Majalengka, Grib.co.id., Seorang Ajudan Pj Bupati Majalengka yang belum diketahui namanya, diduga arogan dengan terkesan menghalangi tupoksi wartawan dalam melakukan wawancara sebagai bahan membuat produk karya jurnalistik, Sabtu (17/08/2024).

Berawal dari saat seorang jurnalis Televisi Swasta Nasional Nana Waskana yang meminta klarifikasi kepada Pj Bupati Majalengka Dedi Supandi, terkait bendera yang dinaikkan (dierek) Paskibraka tidak sampai puncak tiang bendera, di lapang GGM.

Usai klarifikasi, jurnalis tersebut ditarik dan dirangkul ajudan Pj Bupati Majalengka dengan posisi tangan ajudan mempiting, hingga diduga ada intimidasi dengan mempertanyakan dan mempermasalahkan kenapa menanyakan terkait hal diatas (bendera) kepada Pj Bupati Majalengka.

“Saat itu saya meminta komentar kepada Pj Bupati Majalengka, terkait acara upacara bendera, dan kemudian dalam upacara tersebut, ada kejadian bendera tidak naik penuh, artinya tidak sampai puncak, beliau tuh kemudian menjelaskan, setelah selesai saya ditarik sama ajudannya Pj Bupati Majalengka,” jelas Nana.

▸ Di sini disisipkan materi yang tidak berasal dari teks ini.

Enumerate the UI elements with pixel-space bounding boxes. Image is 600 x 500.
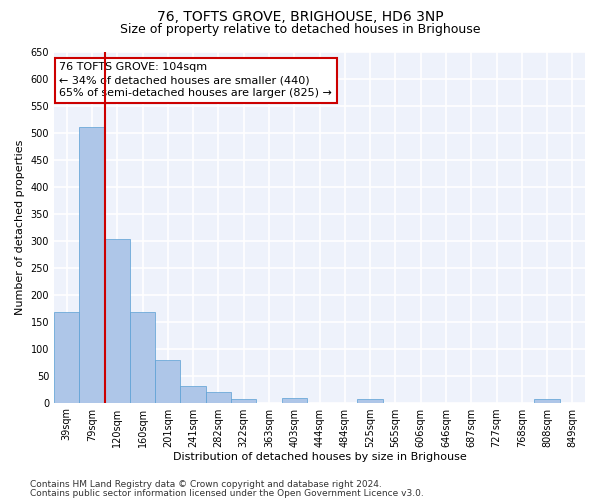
Text: 76 TOFTS GROVE: 104sqm
← 34% of detached houses are smaller (440)
65% of semi-de: 76 TOFTS GROVE: 104sqm ← 34% of detached… <box>59 62 332 98</box>
Bar <box>54 312 79 402</box>
Bar <box>155 360 181 403</box>
Bar <box>104 240 130 402</box>
Text: 76, TOFTS GROVE, BRIGHOUSE, HD6 3NP: 76, TOFTS GROVE, BRIGHOUSE, HD6 3NP <box>157 10 443 24</box>
Bar <box>231 399 256 402</box>
Bar <box>358 399 383 402</box>
Text: Size of property relative to detached houses in Brighouse: Size of property relative to detached ho… <box>120 22 480 36</box>
Bar <box>130 312 155 402</box>
Bar <box>181 386 206 402</box>
Bar <box>79 127 104 402</box>
Text: Contains public sector information licensed under the Open Government Licence v3: Contains public sector information licen… <box>30 488 424 498</box>
Bar <box>535 399 560 402</box>
Text: Contains HM Land Registry data © Crown copyright and database right 2024.: Contains HM Land Registry data © Crown c… <box>30 480 382 489</box>
Y-axis label: Number of detached properties: Number of detached properties <box>15 140 25 314</box>
X-axis label: Distribution of detached houses by size in Brighouse: Distribution of detached houses by size … <box>173 452 466 462</box>
Bar <box>281 398 307 402</box>
Bar <box>206 392 231 402</box>
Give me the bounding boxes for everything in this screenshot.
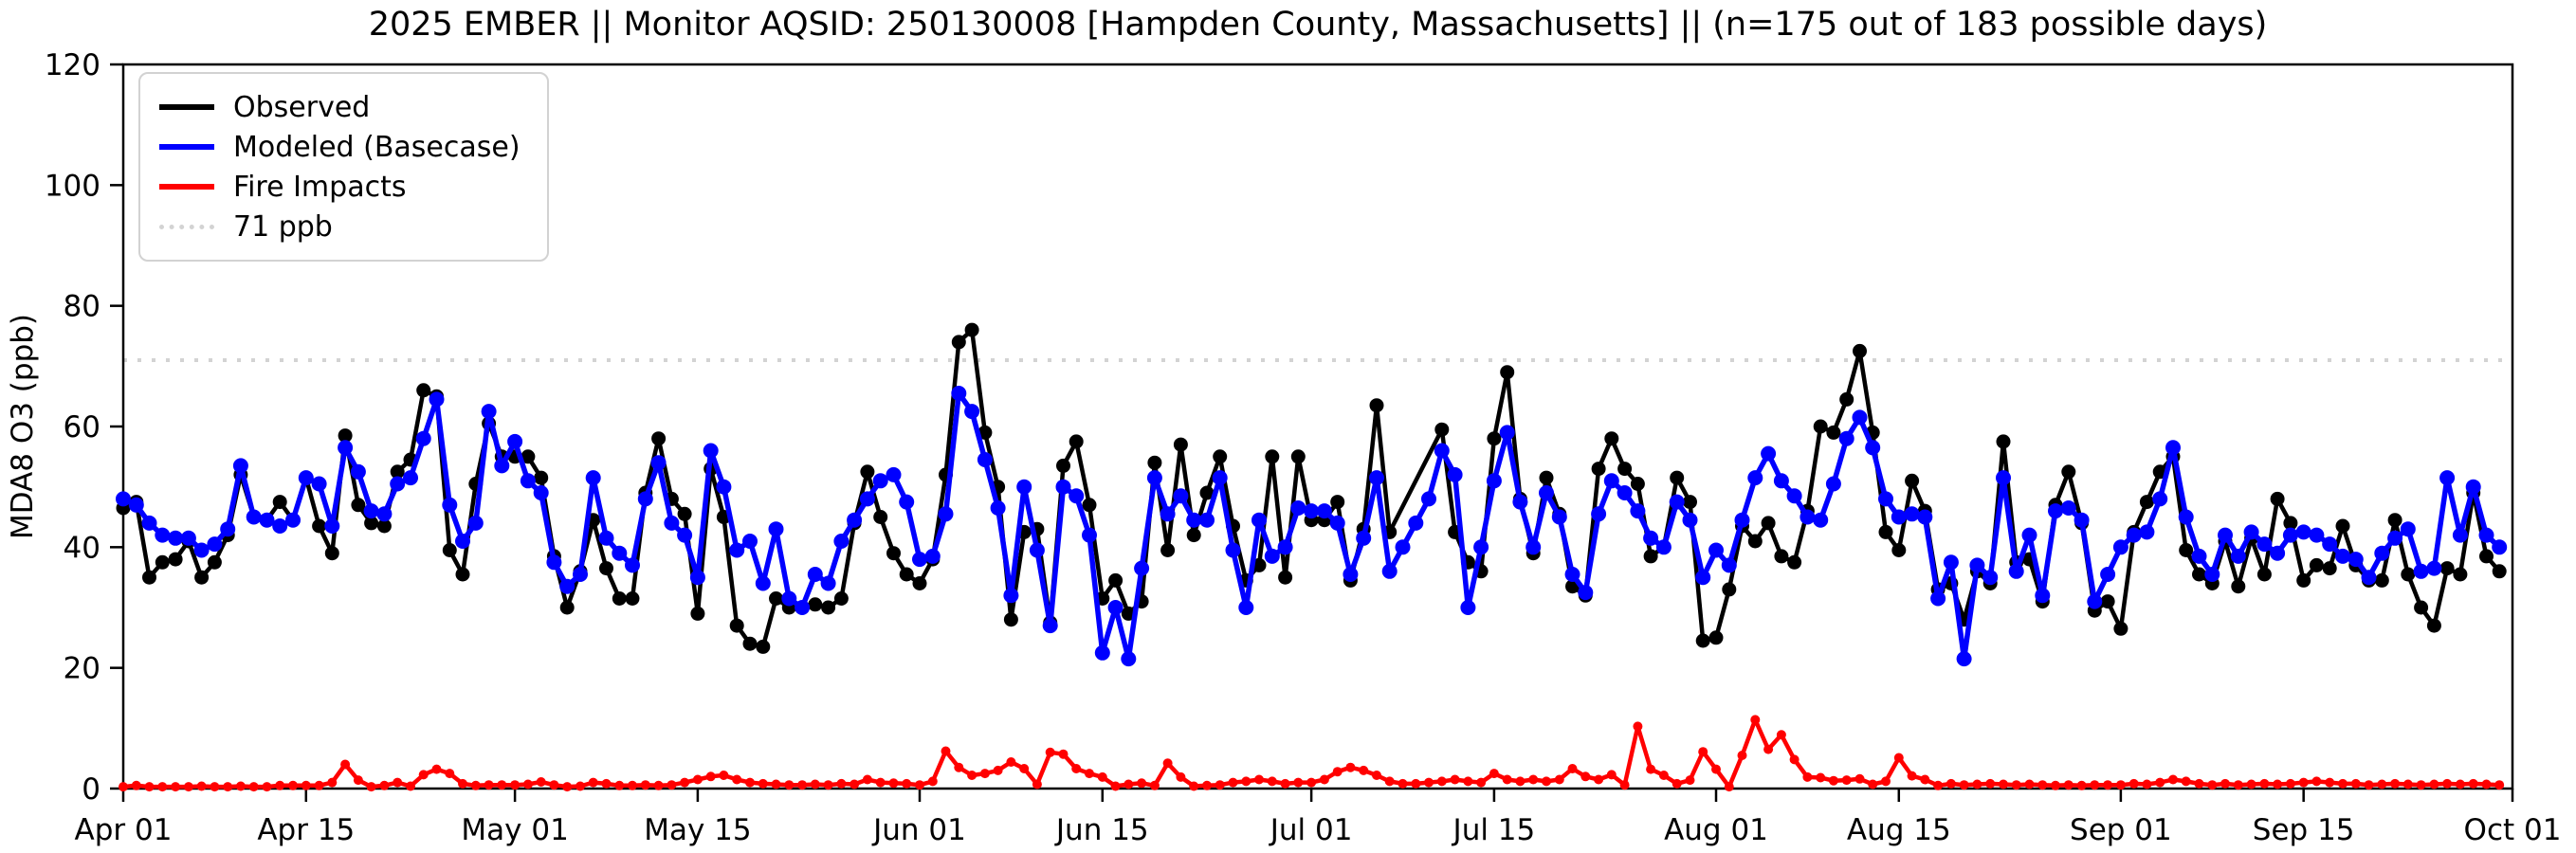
- fire-impacts-series: [119, 715, 2505, 792]
- svg-text:Sep 15: Sep 15: [2253, 813, 2355, 847]
- y-axis-label: MDA8 O3 (ppb): [6, 314, 40, 539]
- legend-item-fire: Fire Impacts: [159, 167, 521, 207]
- svg-text:40: 40: [64, 531, 100, 565]
- svg-text:Jun 15: Jun 15: [1054, 813, 1149, 847]
- legend-item-threshold: 71 ppb: [159, 207, 521, 246]
- svg-text:Jun 01: Jun 01: [871, 813, 966, 847]
- svg-text:120: 120: [45, 48, 100, 82]
- svg-text:20: 20: [64, 652, 100, 686]
- legend-label-modeled: Modeled (Basecase): [233, 130, 521, 164]
- legend-label-observed: Observed: [233, 90, 371, 124]
- modeled-basecase--series: [116, 386, 2508, 667]
- x-axis: Apr 01 Apr 15 May 01 May 15 Jun 01 Jun 15 Jul …: [75, 789, 2562, 847]
- legend-item-observed: Observed: [159, 87, 521, 127]
- y-axis: 0 20 40 60 80 100 120: [45, 48, 123, 807]
- svg-text:60: 60: [64, 410, 100, 445]
- observed-line-swatch: [159, 104, 214, 110]
- svg-text:Aug 15: Aug 15: [1847, 813, 1951, 847]
- svg-text:May 01: May 01: [461, 813, 568, 847]
- svg-text:0: 0: [82, 772, 100, 807]
- chart-title: 2025 EMBER || Monitor AQSID: 250130008 […: [368, 6, 2268, 44]
- svg-text:Sep 01: Sep 01: [2070, 813, 2172, 847]
- svg-text:Jul 15: Jul 15: [1452, 813, 1536, 847]
- fire-line-swatch: [159, 184, 214, 190]
- svg-text:Jul 01: Jul 01: [1269, 813, 1353, 847]
- svg-text:May 15: May 15: [644, 813, 751, 847]
- svg-text:100: 100: [45, 169, 100, 203]
- legend-label-threshold: 71 ppb: [233, 209, 333, 244]
- legend-item-modeled: Modeled (Basecase): [159, 127, 521, 167]
- legend: Observed Modeled (Basecase) Fire Impacts…: [138, 72, 549, 262]
- svg-text:Aug 01: Aug 01: [1664, 813, 1768, 847]
- observed-series: [116, 322, 2507, 654]
- modeled-line-swatch: [159, 144, 214, 150]
- threshold-line-swatch: [159, 224, 214, 229]
- svg-text:Apr 01: Apr 01: [75, 813, 173, 847]
- legend-label-fire: Fire Impacts: [233, 170, 407, 204]
- svg-text:80: 80: [64, 290, 100, 324]
- svg-text:Oct 01: Oct 01: [2464, 813, 2562, 847]
- svg-text:Apr 15: Apr 15: [257, 813, 355, 847]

“Terus nanya, kenapa wawancara terkait masalah bendera, lah apa salah saya, saya kan punya hak menanyakan (tupoksi wartawan), masalah bendera tidak sampai puncak tiang, nah kenapa anda itu sebagai ajudan ngomong seperti itu,” tambahnya.

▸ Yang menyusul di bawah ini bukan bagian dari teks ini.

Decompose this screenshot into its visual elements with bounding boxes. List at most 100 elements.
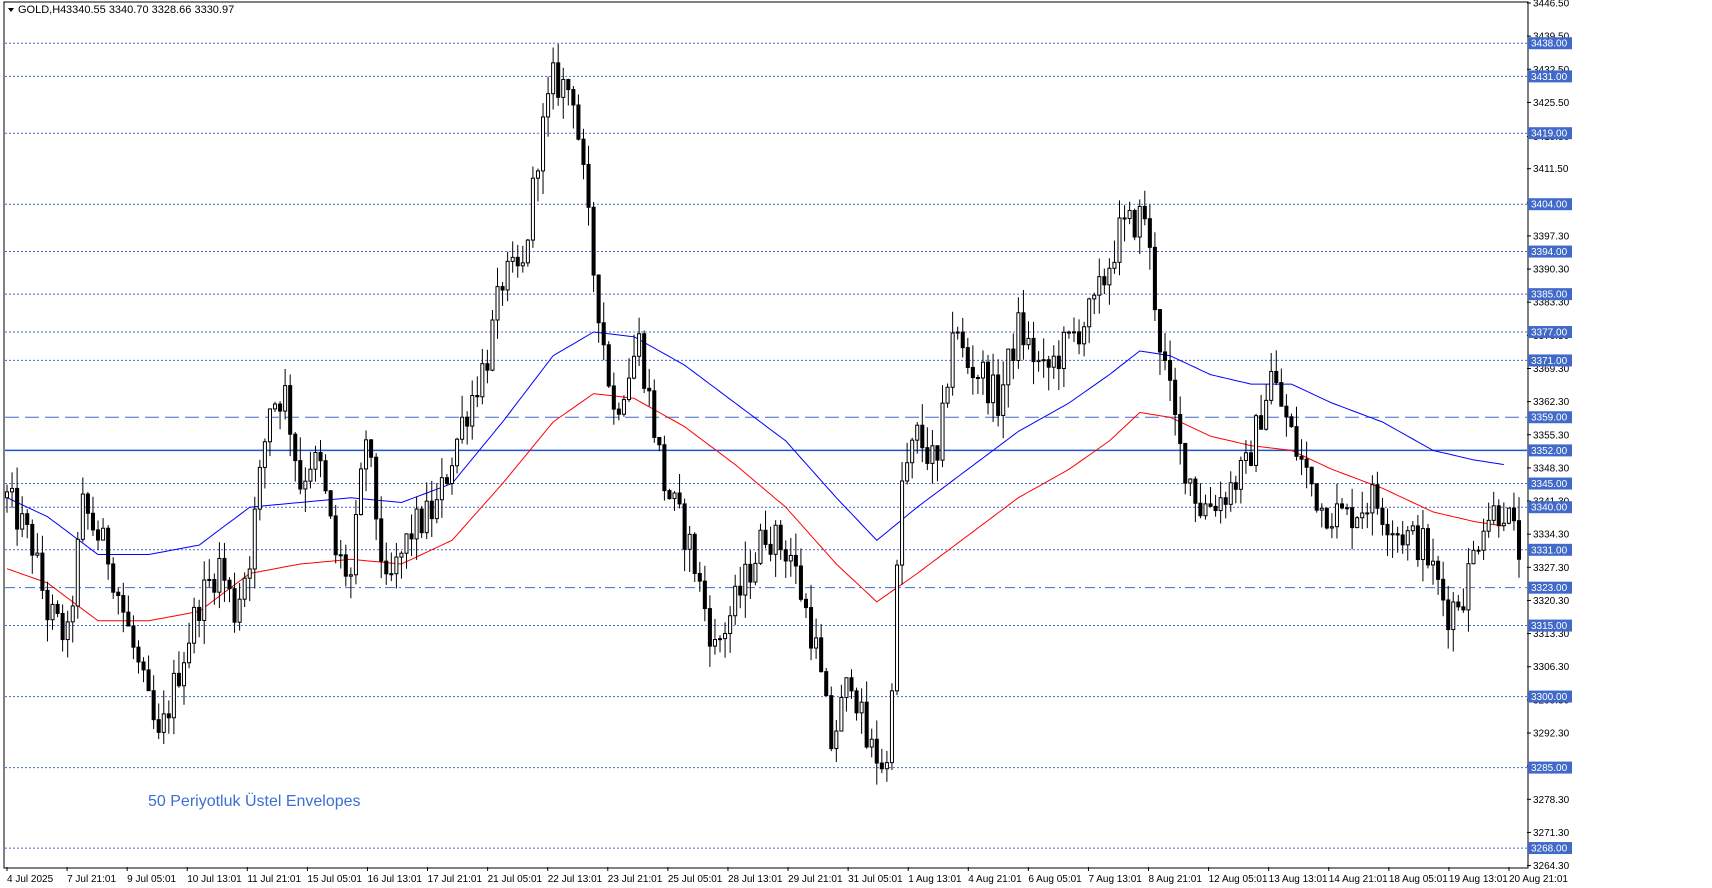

Naasnya, ditempat yang berbeda selang beberapa jam, saat para Wartawan sedang melakukan wawancara dengan Dhany Eka Rahadian, selaku ketua Purna Paskibraka Indonesia Kabupaten Majalengka di depan Pendopo terkait masalah yang sama (bendera).

Ajudan yang sempat bermasalah dengan Nana Waskana di Lapang GGM tersebut, menghampirinya, dan kemudian mengeluarkan kata-kata yang memancing emosi dan keributan, sehingga terjadilah cek-cok adu mulut antara ajudan dengan Nana, bahkan dengan wartawan lainnya yang tersulut emosi.

Sementara itu, klarifikasi Kabag Prokompim Dr. H. Momon, S.Pd., M.Pd. mengatakan, “Izin Aa Hudri, punten nembe kabuka chatna. Insyaallah ntar kita klarifikasi, kita komunikasi ya. Nuhun,” katanya melalui pesan singkat.

Selanjutnya, dalam klarifikasi lanjutannya Ia mengatakan bahwa pada intinya kedua belah pihak sama baiknya, baik Wartawan ataupun ajudan. Wartawan punya tugas untuk meminta klarifikasi, sementara ajudan pun punya tugas pengamanan dan proteksi terhadap pimpinan, dalam hal ini Pj Bupati Majalengka.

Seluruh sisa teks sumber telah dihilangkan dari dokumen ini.